Media społecznościowe to przestrzeń, w której nie ma miejsca na brzydotę i kompleksy. Każdy, kto obraca się w tej sferze wie, że liczy się bycie pięknym i radosnym. Smutek i użalanie się nad sobą po prostu się nie sprzedaje.

Są jednak osoby, które przeciwstawiają się temu. Co ciekawe, wśród osób, które odważnie mówią o realnym życiu oraz pokazują swoje naturalne wersje jest coraz więcej celebrytów.

W sieci coraz częściej zauważa się nowy trend, który rezygnuje z wyidealizowanej rzeczywistości na rzecz zwykłej codzienności. Za nową modą podąża m.in. Lara Gessler.

Lara Gessler to córka popularnej restauratorki Magdy Gessler, która po mamie odziedziczyła zamiłowanie do gotowania. Kobieta, tak jak jej mama, jest także bardzo aktywna na portalach społecznościowych.

Celebrytka publikuje tam m.in. zdjęcia prywatne. Ostatnio, na jej profilu pojawił się zaskakujący wpis, w którym to gwiazda ujawnia swój kompleks. Lara podzieliła się z internautami fotografią, na której widać jej znamię.

"Późnym wieczorem dostałam zdjęcia z sesji z Mironem Chomackim, na które długo czekałam. To jest jedno z nich. Widać na nim znamię, które mam na lewej piersi od 15 lat."

View this post on Instagram

Miało być zdjęcie z wczorajszej gali ale są rzeczy ważniejsze!☝🏼Późnym wieczorem dostałam zdjęcia z sesji z Mironem Chomackim, na które długo czekałam. To jest jedno z nich.

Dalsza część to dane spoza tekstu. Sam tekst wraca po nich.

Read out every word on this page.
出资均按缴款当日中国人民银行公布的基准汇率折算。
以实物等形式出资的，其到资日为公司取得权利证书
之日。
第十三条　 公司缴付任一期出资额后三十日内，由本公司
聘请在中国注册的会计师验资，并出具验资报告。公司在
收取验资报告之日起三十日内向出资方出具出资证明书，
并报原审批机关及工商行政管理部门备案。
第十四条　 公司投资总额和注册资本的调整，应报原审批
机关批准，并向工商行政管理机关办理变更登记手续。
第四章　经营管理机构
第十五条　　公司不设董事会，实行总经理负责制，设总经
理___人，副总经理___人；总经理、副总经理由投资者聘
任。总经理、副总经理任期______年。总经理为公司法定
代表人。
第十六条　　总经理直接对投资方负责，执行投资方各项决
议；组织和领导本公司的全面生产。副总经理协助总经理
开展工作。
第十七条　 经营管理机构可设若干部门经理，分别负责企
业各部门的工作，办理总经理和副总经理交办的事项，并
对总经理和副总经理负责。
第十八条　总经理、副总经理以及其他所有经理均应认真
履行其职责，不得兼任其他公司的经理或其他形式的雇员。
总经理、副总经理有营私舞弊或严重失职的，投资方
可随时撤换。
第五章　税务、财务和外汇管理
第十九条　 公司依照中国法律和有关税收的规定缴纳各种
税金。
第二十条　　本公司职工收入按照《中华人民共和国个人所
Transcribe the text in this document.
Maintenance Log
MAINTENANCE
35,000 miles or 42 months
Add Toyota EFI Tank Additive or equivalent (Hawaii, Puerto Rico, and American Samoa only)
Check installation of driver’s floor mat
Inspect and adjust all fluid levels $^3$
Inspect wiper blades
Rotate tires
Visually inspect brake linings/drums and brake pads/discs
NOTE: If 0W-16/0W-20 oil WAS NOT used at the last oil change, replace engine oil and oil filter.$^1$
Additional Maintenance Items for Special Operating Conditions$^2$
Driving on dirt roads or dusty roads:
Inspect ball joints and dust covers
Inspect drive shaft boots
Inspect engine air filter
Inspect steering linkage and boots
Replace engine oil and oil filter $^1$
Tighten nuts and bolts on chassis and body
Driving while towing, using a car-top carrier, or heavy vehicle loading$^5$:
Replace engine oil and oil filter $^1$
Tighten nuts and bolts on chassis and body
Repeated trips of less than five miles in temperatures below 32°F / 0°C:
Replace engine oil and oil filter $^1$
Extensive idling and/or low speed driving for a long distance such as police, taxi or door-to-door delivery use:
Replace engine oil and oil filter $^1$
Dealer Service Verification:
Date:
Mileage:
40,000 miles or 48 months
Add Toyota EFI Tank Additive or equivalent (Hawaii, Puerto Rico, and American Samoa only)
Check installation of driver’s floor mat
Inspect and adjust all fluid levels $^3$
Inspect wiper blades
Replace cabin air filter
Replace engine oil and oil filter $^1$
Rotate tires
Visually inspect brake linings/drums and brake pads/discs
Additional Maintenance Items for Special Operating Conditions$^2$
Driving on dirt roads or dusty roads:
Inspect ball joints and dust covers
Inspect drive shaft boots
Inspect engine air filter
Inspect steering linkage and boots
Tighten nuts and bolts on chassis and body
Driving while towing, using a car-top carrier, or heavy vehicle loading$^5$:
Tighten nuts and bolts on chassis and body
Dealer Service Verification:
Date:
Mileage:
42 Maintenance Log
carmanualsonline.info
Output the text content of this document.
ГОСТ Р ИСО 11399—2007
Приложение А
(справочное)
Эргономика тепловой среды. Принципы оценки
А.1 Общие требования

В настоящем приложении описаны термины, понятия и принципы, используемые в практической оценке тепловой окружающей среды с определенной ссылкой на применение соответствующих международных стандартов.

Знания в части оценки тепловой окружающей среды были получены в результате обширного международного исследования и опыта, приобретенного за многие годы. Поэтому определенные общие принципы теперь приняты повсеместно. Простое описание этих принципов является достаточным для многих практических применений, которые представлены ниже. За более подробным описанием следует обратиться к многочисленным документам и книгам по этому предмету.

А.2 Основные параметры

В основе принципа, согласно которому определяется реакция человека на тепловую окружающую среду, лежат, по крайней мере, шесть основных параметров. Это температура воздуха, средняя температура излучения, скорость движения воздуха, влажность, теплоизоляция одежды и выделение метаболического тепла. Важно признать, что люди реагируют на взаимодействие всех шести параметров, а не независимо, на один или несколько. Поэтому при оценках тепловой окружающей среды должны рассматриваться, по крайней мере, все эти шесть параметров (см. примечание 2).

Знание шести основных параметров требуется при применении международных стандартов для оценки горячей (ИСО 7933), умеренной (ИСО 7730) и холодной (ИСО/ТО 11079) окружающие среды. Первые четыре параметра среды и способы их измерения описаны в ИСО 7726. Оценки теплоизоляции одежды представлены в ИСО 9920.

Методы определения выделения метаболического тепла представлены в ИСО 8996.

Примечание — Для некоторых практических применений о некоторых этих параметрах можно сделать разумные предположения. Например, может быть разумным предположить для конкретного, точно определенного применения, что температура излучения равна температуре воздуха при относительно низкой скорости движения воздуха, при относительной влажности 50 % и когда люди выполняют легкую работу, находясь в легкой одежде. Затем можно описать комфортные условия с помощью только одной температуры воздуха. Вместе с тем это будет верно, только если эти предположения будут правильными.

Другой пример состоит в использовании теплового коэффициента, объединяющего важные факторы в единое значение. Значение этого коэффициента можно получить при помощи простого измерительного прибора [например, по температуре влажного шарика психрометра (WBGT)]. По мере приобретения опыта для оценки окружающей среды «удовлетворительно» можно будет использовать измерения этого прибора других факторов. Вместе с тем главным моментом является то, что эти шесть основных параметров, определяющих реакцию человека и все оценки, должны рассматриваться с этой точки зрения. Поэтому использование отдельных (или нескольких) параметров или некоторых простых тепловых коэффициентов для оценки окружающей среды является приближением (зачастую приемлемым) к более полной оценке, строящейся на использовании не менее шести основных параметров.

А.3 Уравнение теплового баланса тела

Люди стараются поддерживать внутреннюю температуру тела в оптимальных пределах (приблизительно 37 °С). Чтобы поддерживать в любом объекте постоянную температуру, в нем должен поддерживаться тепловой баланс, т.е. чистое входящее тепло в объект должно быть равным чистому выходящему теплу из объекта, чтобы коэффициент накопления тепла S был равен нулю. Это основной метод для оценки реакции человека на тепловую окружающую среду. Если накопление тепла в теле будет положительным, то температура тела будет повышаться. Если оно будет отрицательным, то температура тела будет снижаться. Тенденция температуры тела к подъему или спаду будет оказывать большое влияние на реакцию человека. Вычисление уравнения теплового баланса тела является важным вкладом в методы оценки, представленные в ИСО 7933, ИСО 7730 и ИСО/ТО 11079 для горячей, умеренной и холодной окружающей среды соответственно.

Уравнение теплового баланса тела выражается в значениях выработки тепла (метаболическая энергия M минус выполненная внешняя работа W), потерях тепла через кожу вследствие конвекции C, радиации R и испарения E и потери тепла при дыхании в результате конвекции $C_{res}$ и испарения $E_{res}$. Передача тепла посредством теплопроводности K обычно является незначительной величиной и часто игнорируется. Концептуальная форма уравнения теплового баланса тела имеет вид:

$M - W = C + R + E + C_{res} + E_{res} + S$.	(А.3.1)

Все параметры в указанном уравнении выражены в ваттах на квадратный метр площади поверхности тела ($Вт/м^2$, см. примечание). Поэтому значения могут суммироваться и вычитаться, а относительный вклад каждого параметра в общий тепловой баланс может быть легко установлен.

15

Widać na nim znamie, które mam na lewej piersi od 15 lat. Cały wczorajszy wieczór spędziłam w pięknej sukni, makijażu i włosach. Mimo to, cały czas czułam się skrępowana, że przy dynamicznym ruchu to znamię będzie widoczne. Ktoś jeszcze mógłby pomyśleć, że to sutek... Paradoksalnie dużą część wieczoru rozmawiałam z różnymi osobami o ciele, akceptacji, o różnorodności. Kiedy dostałam te zdjęcia i zobaczyłam siebie, moje ciało, które bardzo lubię, to pomyślałam, że pozwoliłam, żeby moje demony zdominowały miłość do siebie. I to jest złe. Im wcześniej przerobiony te lekcje, tym więcej będziemy mieli czasu na życie w harmonii. Cieszę się, że zamieszczając to zdjęcie rozliczam się ostatecznie ze swoim lękiem i nie akceptacją. Nie ma lęku. Została miłość. #zostałamiłość PS @martawojtal kiedy zobaczyłam to zdjęcie od razu rzucił mi się w oczy Twój #projektmiłość ☺️ Teraz mam pewność, że serce mam po lewej stronie ♥️ Foto @miron_chomacki Włosy @kamil_pecka MUA @aleksandraprzyluska

A post shared by Lara Gessler (@lara_gessler) on

Celebrytka zaznaczyła, że znamię od zawsze wzbudzało w niej skrępowanie. Nigdy nie była gotowa, by otwarcie o nim mówić. Jednak teraz przyszedł czas, w którym chce się z nim zmierzyć.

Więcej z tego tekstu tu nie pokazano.